長い時間の先に、ようやく見え始めたもの
「失われた30年」という言葉を聞くと、胸の奥に静かな疲労感が広がる方もいらっしゃるのではないでしょうか。一生懸命働いても、暮らしはなかなか楽にならない。努力が数字として返ってこない。そうした経験を重ねるうちに、「そういうものだ」と受け止めてきた方も多いように思います。
そんな中、2024年の春、日本の賃金を取り巻く状況に、ほんの少しですが、これまでとは異なる風が吹き始めました。大きな転換と呼ぶにはまだ早いかもしれません。それでも、長く続いた停滞の先に、小さな変化が芽吹いているようにも感じられます。
久しぶりに聞こえてきた、明るい賃上げの話題
2024年の春季労使交渉では、大手企業を中心に、印象的な賃上げのニュースが相次ぎました。日本製鉄では賃上げ率14.2%という、これまでにない水準が示されました。日立製作所や三菱電機も、月額13,000円の賃上げで満額回答となっています。
連合の調査によると、3月15日時点での平均賃上げ率は5.28%でした。春闘全体で5%を超えるのは1991年以来、33年ぶりのことです。数字だけを見れば、長い時間を経て、ようやく歯車が少し動き出したようにも映ります。
賃上げの動きが広がっているのはなぜか

今回の流れには、無理のない背景があるようです。大きく分けると、2つの理由が考えられます。
企業の中に、余力が蓄えられてきたこと
1990年度を100とした場合、2022年度の経常利益は約2.5倍に増えています。配当金は約7.7倍です。一方で、人件費は長い間、ほぼ横ばいの状態が続いてきました。
この30年、日本企業は慎重に利益を積み上げてきました。その蓄積が、ようやく従業員にも分けられ始めている。そう受け止めることもできそうです。
人手不足という、避けて通れない現実
もう1つは、人手不足です。有効求人倍率は1.3倍前後で推移し、多くの業界で人材確保が難しくなっています。2023年には、人手不足を理由とした倒産が260件にのぼりました。
企業にとって「人」は、以前よりもずっと大切な存在になっています。「代わりはいくらでもいる」という考え方から、「一緒に働き続けてほしい」という思いへ。そんな意識の変化が、少しずつ広がっているように感じられます。
賃上げの流れにも、差があるという現実

ただ、この動きがすべての企業に同じように届いているわけではありません。賃上げに踏み切れる企業と、そうでない企業の差は、今後さらに見えやすくなっていくかもしれません。
収入について悩んでいる方の多くは、「自分が足りないから」と感じがちです。しかし実際には、「場所」が合っていないだけ、ということも少なくありません。
「釣り場を変える」という、静かな選択肢
魚の少ない池で釣りを続けるのは、とても根気がいります。
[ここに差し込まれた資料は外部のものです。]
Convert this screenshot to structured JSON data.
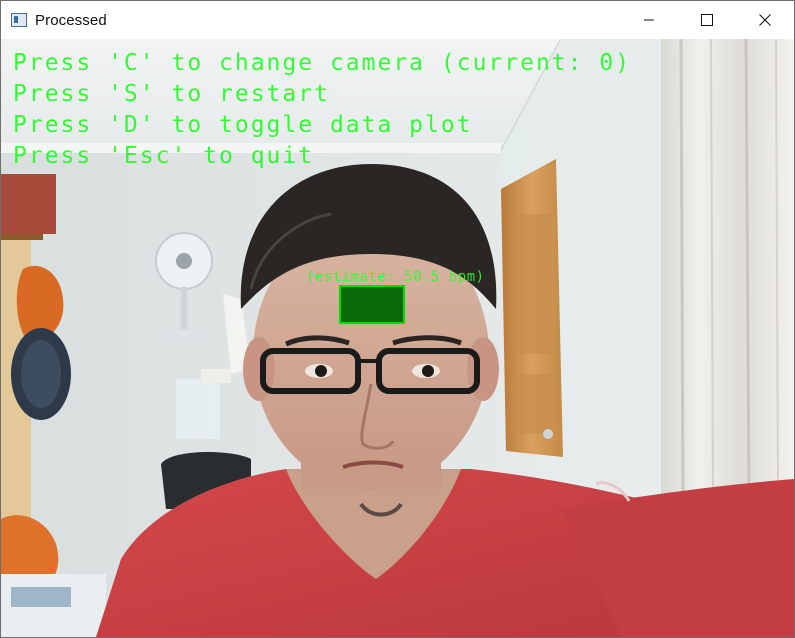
{
  "window": {
    "title": "Processed",
    "app_icon": "window-app-icon",
    "controls": [
      {
        "name": "minimize-button",
        "icon": "minimize-icon"
      },
      {
        "name": "maximize-button",
        "icon": "maximize-icon"
      },
      {
        "name": "close-button",
        "icon": "close-icon"
      }
    ]
  },
  "overlay": {
    "color": "#00ff00",
    "lines": [
      "Press 'C' to change camera (current: 0)",
      "Press 'S' to restart",
      "Press 'D' to toggle data plot",
      "Press 'Esc' to quit"
    ],
    "estimate": "(estimate: 50.5 bpm)"
  }
}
腕前があっても、結果が出にくいことがあります。一方、魚の多い池では、同じやり方でも自然と成果につながりやすくなります。
働く環境も、少し似ているのかもしれません。努力や工夫はもちろん大切ですが、それと同じくらい、どんな環境に身を置くかも重要です。大企業の方が賃上げ率は高い傾向にありますが、中小企業の中にも、成長分野で着実に力を伸ばしている企業は存在しています。
今の職場が、どのような賃上げを行っているのか。そっと確認してみるだけでも、今後を考えるヒントになるはずです。
自分の価値を、やさしく見つめ直すために
賃上げ率7%の環境にいれば、10年後の年収はおおよそ2倍になります。2%であれば、1.2倍ほどです。この差は、日々の安心感や選択肢に、静かに影響していきます。
少子高齢化が進む中で、人の価値はこれからさらに高まっていくと考えられます。だからこそ、自分の労働力を必要以上に安く扱わないことも、大切な視点です。良いものや貴重なものが、きちんと評価されることは、自然なことなのかもしれません。
おわりに

――過去を責めず、これからを選ぶということ
賃金という身近なテーマの中には、これからの生き方を考えるヒントが、そっと隠れています。過去の時間を悔やむ必要はありません。これからどんな場所で、どんな流れの中で働いていくのか。その選択は、いつからでも見直すことができます。
収入が少しずつ伸び、選択肢が増えていく未来は、きっと思っているよりも穏やかで、前向きなものです。その入口に、私たちは静かに立っているのかもしれません。